Implement Kubernetes cluster autoscaling with Helm charts and KEDA for dynamic workload scaling

Advanced 45 min Apr 03, 2026 246 views
Ubuntu 24.04 Debian 12 AlmaLinux 9 Rocky Linux 9

Configure comprehensive Kubernetes autoscaling with cluster autoscaler for node management, KEDA for event-driven pod scaling, and vertical pod autoscaler for resource optimization. This tutorial covers production-grade deployment using Helm charts with monitoring and optimization strategies.

Prerequisites

  • Existing Kubernetes cluster with kubectl access
  • Helm 3 installed
  • Cloud provider IAM permissions for cluster autoscaler
  • Prometheus monitoring stack for metrics-based scaling
  • Basic understanding of Kubernetes resource management

What this solves

Kubernetes autoscaling ensures your applications automatically scale based on demand, optimizing resource usage and costs. This tutorial implements three complementary autoscaling strategies: cluster autoscaler manages node scaling, KEDA provides event-driven horizontal pod autoscaling beyond CPU/memory metrics, and vertical pod autoscaler optimizes resource requests and limits.

Step-by-step installation

Update system packages and install prerequisites

Start by updating your system and installing the required tools for Kubernetes management.

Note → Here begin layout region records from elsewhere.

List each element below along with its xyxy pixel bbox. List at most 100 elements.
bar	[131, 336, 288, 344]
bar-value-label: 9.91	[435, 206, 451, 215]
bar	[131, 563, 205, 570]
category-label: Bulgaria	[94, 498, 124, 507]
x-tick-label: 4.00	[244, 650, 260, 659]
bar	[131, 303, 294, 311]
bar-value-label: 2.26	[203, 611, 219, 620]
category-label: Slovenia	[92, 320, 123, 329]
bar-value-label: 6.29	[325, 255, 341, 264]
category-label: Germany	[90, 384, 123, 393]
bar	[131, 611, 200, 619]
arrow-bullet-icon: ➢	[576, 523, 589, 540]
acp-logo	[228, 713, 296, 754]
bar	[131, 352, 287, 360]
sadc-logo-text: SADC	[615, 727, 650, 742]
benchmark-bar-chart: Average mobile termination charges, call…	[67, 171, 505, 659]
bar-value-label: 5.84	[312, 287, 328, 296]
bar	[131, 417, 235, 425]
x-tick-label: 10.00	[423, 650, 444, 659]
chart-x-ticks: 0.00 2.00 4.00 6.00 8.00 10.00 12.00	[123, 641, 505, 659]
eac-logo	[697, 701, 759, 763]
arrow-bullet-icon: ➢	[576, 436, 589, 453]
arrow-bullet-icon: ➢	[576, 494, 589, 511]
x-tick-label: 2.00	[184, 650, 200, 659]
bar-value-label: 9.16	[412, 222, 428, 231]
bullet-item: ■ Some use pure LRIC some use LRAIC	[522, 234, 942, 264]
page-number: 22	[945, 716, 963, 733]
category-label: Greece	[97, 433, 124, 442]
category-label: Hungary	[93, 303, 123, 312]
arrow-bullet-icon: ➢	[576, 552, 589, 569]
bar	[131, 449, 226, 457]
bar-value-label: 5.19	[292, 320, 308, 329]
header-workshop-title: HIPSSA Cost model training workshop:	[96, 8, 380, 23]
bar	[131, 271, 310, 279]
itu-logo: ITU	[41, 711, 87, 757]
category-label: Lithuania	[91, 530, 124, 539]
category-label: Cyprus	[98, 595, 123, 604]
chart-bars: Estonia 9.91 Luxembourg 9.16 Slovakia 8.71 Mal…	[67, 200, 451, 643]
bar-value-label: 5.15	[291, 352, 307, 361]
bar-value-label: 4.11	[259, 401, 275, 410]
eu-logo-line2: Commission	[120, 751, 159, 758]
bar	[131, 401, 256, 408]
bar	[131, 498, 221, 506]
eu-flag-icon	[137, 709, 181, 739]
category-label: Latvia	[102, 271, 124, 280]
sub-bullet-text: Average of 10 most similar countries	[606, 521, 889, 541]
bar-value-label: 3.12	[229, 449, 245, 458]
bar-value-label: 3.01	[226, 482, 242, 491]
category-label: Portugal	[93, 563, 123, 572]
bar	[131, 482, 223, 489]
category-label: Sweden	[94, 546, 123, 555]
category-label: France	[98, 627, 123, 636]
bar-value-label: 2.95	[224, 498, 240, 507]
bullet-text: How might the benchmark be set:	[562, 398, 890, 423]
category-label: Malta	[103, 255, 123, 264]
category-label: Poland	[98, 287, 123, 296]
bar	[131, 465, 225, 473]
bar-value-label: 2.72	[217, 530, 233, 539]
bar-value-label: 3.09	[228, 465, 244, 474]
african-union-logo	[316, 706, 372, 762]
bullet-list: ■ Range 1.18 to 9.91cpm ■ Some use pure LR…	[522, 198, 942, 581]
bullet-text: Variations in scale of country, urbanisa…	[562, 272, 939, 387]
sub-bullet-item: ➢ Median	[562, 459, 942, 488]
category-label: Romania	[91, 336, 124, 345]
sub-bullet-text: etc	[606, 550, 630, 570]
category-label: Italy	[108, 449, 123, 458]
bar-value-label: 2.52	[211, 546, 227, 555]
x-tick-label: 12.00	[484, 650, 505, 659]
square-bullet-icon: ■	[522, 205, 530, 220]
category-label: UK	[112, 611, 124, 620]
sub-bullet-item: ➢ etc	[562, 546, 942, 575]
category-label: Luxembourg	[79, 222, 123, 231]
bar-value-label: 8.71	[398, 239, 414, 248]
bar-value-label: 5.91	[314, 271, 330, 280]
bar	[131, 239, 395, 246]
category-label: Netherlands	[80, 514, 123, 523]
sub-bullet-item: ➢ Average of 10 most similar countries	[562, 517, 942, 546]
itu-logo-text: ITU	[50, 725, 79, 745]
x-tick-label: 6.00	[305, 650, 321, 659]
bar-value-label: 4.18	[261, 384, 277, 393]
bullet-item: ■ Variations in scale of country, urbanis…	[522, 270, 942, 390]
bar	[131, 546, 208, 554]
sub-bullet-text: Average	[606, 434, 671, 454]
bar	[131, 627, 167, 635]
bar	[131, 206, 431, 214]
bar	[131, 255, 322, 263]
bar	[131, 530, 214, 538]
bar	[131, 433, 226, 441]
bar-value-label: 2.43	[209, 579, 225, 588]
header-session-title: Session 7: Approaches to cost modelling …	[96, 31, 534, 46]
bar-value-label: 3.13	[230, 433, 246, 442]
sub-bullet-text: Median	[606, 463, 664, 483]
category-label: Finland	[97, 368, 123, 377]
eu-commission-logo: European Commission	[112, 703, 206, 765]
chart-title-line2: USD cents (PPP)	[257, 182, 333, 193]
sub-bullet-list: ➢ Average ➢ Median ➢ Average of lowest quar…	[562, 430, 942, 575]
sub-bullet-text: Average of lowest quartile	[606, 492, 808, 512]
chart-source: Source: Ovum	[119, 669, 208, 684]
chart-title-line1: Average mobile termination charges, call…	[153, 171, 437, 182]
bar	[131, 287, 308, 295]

sudo apt update && sudo apt upgrade -y
sudo apt install -y curl wget git
sudo dnf update -y
sudo dnf install -y curl wget git

Install kubectl and verify Kubernetes cluster access

Install kubectl to manage your Kubernetes cluster and verify connectivity. This assumes you have an existing cluster as covered in our Kubernetes cluster installation guide.

curl -LO "https://dl.k8s.io/release/$(curl -L -s https://dl.k8s.io/release/stable.txt)/bin/linux/amd64/kubectl"
sudo install -o root -g root -m 0755 kubectl /usr/local/bin/kubectl
kubectl version --client

Install Helm 3 for package management

Install Helm to deploy autoscaling components using charts. If you already have Helm installed, you can reference our comprehensive Helm guide.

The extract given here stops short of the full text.